Friday, February 28, 2014

Engaging patients in screening for colon cancer

Colon cancer runs in families. If you have a relative with colon cancer, your chances of getting the disease are markedly higher than if you don't. The good news is that if you get a screening test periodically, the disease can be found early, treated relatively easily, and you can go about your business. The bad news is that we don't do enough screening, especially of first-degree relatives and especially in rural areas where the long drive to colonoscopy is a barrier.
Anita Kinney, a nurse and epidemiologist in Utah, led a teem of researchers from five states in testing whether telephone outreach could get more high-risk patients screened. They found patients at elevated risk of cancer by recruiting the relatives of diagnosed patients. They either got a mailed brochure or a 40 minute telephone call with a genetic counselor plus a follow-up letter (with a copy to their primary provider).

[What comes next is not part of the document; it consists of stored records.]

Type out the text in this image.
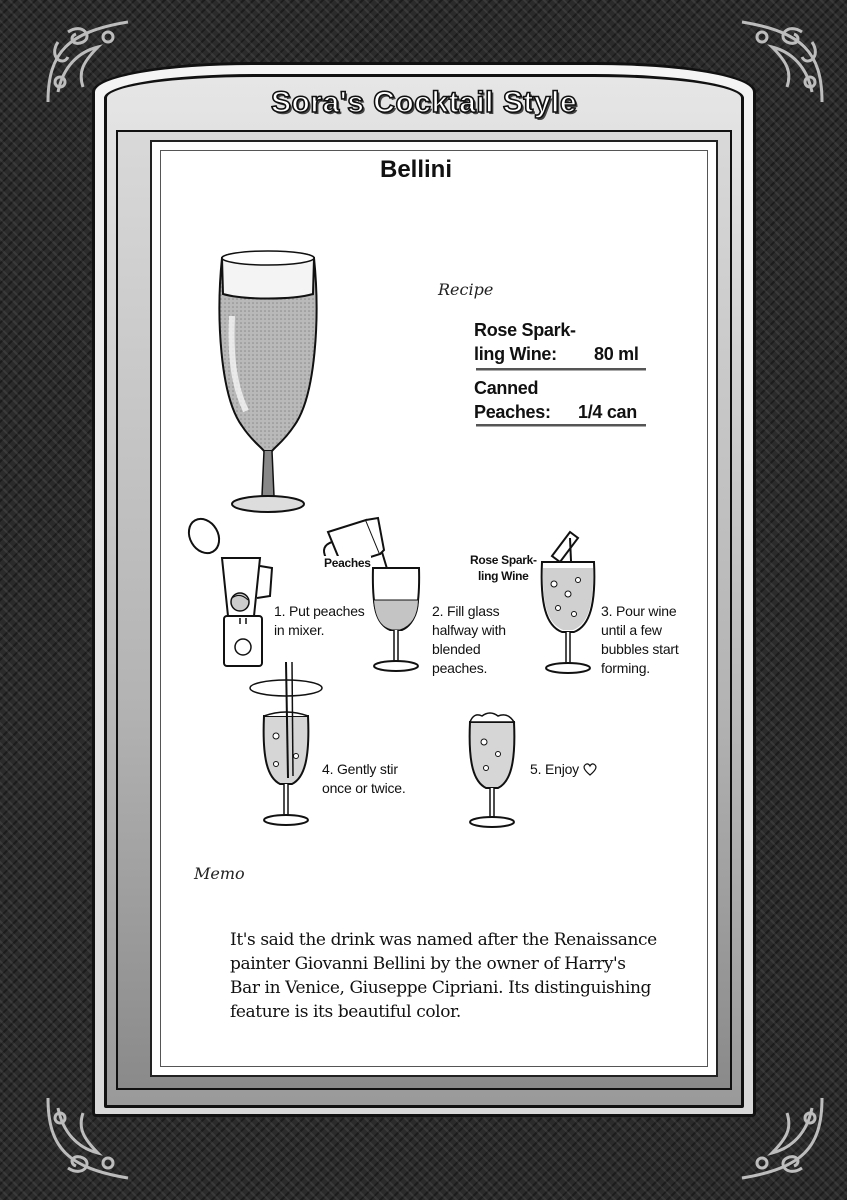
Sora's Cocktail Style
Bellini
Recipe
Rose Spark-
ling Wine: 80 ml
Canned
Peaches: 1/4 can
1. Put peaches
in mixer.
Peaches
2. Fill glass
halfway with
blended
peaches.
Rose Spark-
ling Wine
3. Pour wine
until a few
bubbles start
forming.
4. Gently stir
once or twice.
5. Enjoy
Memo
It's said the drink was named after the Renaissance
painter Giovanni Bellini by the owner of Harry's
Bar in Venice, Giuseppe Cipriani. Its distinguishing
feature is its beautiful color.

This was a carefully designed and executed randomized controlled trial with 481 subjects, so the improvement in colonoscopy from 16% to 25% is not only statistically significant (P<0.001), but unlikely due to bias or confounding. Interestingly, the effect of the telephone intervention was about the same in rural, urban, high income, and low income groups.
Although this is an impressive and clinically important effect, this intervention is a bit costly. The authors don't provide details, but these counselors are highly-trained and sophisticated providers and it takes a lot of their time to handle each case. I have to agree with the authors that this intervention should probably be part of a stepped strategy with the genetic counseling reserved for those who don't get screened after less expensive methods are tried first, especially since they had such a nice response from their brochure.
Now the challenge will be how to integrate this proven intervention into an ongoing delivery model, and that means, an ongoing business model. Who will pay for the outreach and the colonoscopy, especially if the index patient has different coverage than their relatives?

Kinney AY, Boonyasiriwat W, Walters ST, Pappas LM, Stroup AM, Schwartz MD, Edwards SL, Rogers A, Kohlmann WK, Boucher KM, Vernon SW, Simmons RG, Lowery JT, Flores K, Wiggins CL, Hill DA, Burt RW, Williams MS, Higginbotham JC. Telehealth Personalized Cancer Risk Communication to Motivate Colonoscopy in Relatives of Patients WithColorectal Cancer: The Family CARE Randomized Controlled Trial. J Clin Oncol. 2014 Mar 1;32(7):654-62. doi: 10.1200/JCO.2013.51.6765. Epub 2014 Jan 21.